Hydrogen, as a carbon-neutral energy carrier, holds significant promise for sustainable energy systems, yet its production remains dominated by carbon-intensive methods. Water electrolysis offers a green alternative, especially when coupled with renewable energy, but its efficiency and economic viability are hindered by high overpotentials and the limited durability of electrocatalysts. This review highlights recent advances in self-supported electrodes with hierarchical structures for efficient water electrolysis. Such electrodes integrate catalytic materials directly onto conductive substrates, eliminating binders and enhancing electron transfer, active site exposure, and mechanical stability.

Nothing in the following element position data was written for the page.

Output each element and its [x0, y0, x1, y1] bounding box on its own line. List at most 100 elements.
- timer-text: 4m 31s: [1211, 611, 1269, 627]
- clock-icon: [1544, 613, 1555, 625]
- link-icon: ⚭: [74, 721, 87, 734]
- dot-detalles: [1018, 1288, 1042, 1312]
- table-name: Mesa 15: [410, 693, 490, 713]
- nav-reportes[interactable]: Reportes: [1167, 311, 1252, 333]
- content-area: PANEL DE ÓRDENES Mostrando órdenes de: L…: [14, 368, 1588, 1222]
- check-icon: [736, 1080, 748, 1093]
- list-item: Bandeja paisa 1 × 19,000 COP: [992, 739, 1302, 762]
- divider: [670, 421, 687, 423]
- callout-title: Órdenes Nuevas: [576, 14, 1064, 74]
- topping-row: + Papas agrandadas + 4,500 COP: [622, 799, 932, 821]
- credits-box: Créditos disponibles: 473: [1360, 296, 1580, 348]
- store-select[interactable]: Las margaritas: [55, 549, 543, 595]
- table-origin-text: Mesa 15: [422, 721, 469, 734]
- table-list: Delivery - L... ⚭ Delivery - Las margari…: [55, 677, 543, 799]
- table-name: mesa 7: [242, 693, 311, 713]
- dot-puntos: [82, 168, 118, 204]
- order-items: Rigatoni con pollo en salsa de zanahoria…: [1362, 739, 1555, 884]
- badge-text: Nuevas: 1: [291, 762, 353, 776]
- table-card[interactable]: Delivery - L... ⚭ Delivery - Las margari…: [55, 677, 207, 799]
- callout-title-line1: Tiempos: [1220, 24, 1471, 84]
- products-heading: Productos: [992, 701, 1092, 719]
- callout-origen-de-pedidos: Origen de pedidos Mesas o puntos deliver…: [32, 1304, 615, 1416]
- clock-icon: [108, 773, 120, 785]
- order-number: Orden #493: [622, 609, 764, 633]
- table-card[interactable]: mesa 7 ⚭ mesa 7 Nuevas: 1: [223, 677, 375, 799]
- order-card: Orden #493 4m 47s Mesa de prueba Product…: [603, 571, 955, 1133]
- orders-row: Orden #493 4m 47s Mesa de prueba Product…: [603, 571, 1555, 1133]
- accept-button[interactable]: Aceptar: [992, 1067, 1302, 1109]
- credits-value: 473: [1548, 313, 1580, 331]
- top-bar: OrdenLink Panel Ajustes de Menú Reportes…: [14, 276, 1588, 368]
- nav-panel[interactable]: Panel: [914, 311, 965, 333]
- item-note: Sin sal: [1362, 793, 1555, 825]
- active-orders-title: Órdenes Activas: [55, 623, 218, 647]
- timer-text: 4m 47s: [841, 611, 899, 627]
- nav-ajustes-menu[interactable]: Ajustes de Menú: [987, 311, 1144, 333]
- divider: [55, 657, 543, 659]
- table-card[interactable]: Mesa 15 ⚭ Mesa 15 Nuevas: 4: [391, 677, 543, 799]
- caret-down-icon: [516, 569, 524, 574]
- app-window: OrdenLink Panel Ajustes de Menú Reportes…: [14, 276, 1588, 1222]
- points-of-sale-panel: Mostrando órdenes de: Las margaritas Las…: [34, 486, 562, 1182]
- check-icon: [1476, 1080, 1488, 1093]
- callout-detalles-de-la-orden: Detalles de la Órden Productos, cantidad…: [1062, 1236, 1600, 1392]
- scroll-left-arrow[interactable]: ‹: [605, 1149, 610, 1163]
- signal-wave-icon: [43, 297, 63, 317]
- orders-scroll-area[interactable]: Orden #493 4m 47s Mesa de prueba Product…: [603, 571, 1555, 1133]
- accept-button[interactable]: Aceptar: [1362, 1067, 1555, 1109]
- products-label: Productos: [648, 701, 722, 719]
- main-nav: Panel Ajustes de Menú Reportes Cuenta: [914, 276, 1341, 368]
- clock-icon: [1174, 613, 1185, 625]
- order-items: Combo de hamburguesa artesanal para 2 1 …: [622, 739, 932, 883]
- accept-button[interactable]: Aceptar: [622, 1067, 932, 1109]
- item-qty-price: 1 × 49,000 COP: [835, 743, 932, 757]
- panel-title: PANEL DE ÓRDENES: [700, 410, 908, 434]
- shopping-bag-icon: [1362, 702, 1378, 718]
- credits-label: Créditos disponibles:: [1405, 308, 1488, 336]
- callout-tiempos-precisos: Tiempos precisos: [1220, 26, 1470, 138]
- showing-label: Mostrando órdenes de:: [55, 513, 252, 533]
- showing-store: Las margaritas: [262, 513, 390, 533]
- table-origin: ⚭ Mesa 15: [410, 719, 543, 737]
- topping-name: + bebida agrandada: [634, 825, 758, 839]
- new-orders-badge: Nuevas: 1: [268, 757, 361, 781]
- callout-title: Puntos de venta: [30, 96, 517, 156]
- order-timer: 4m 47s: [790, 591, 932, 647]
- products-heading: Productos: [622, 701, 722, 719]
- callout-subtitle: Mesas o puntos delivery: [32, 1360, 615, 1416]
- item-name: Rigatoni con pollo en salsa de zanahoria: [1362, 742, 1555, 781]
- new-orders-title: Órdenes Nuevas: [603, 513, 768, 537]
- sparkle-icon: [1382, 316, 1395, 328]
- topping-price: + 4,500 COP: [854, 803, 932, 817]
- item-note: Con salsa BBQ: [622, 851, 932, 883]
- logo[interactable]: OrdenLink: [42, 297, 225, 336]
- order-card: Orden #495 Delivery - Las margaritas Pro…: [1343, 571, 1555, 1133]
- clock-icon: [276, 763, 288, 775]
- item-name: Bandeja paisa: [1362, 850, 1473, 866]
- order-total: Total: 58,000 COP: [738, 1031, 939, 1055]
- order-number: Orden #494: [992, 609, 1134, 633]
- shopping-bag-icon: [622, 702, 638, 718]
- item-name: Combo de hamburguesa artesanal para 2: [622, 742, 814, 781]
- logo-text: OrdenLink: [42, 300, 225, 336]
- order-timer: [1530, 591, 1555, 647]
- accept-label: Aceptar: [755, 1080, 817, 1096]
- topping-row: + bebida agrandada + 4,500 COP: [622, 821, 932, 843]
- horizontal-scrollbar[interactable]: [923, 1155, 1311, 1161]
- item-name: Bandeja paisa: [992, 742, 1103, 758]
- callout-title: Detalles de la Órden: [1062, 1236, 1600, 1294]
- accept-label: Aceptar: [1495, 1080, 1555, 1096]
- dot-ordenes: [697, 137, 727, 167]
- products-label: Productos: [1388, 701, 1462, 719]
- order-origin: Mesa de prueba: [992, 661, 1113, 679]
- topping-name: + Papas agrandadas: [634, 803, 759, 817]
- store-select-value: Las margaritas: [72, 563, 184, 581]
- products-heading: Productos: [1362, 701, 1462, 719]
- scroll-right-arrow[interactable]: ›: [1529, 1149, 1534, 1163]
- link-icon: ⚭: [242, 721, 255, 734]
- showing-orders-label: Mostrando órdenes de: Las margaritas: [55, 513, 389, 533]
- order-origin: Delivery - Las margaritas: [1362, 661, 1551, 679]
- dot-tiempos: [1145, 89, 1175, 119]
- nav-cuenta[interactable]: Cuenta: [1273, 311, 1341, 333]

We systematically discuss the design principles of hierarchical structures based on 1D, 2D, and 3D frameworks, along with strategies for enhancing intrinsic activity (e.g., interface engineering, heteroatom doping, vacancy engineering) and mass transport (e.g., curvature effects, bubble management). Furthermore, we address challenges related to scalability, stability under industrial conditions, and integration into practical electrolyzer systems. Finally, we outline future directions for the development of high-performance, durable, and cost-effective hierarchical electrodes to advance the industrial implementation of water electrolysis for sustainable hydrogen production.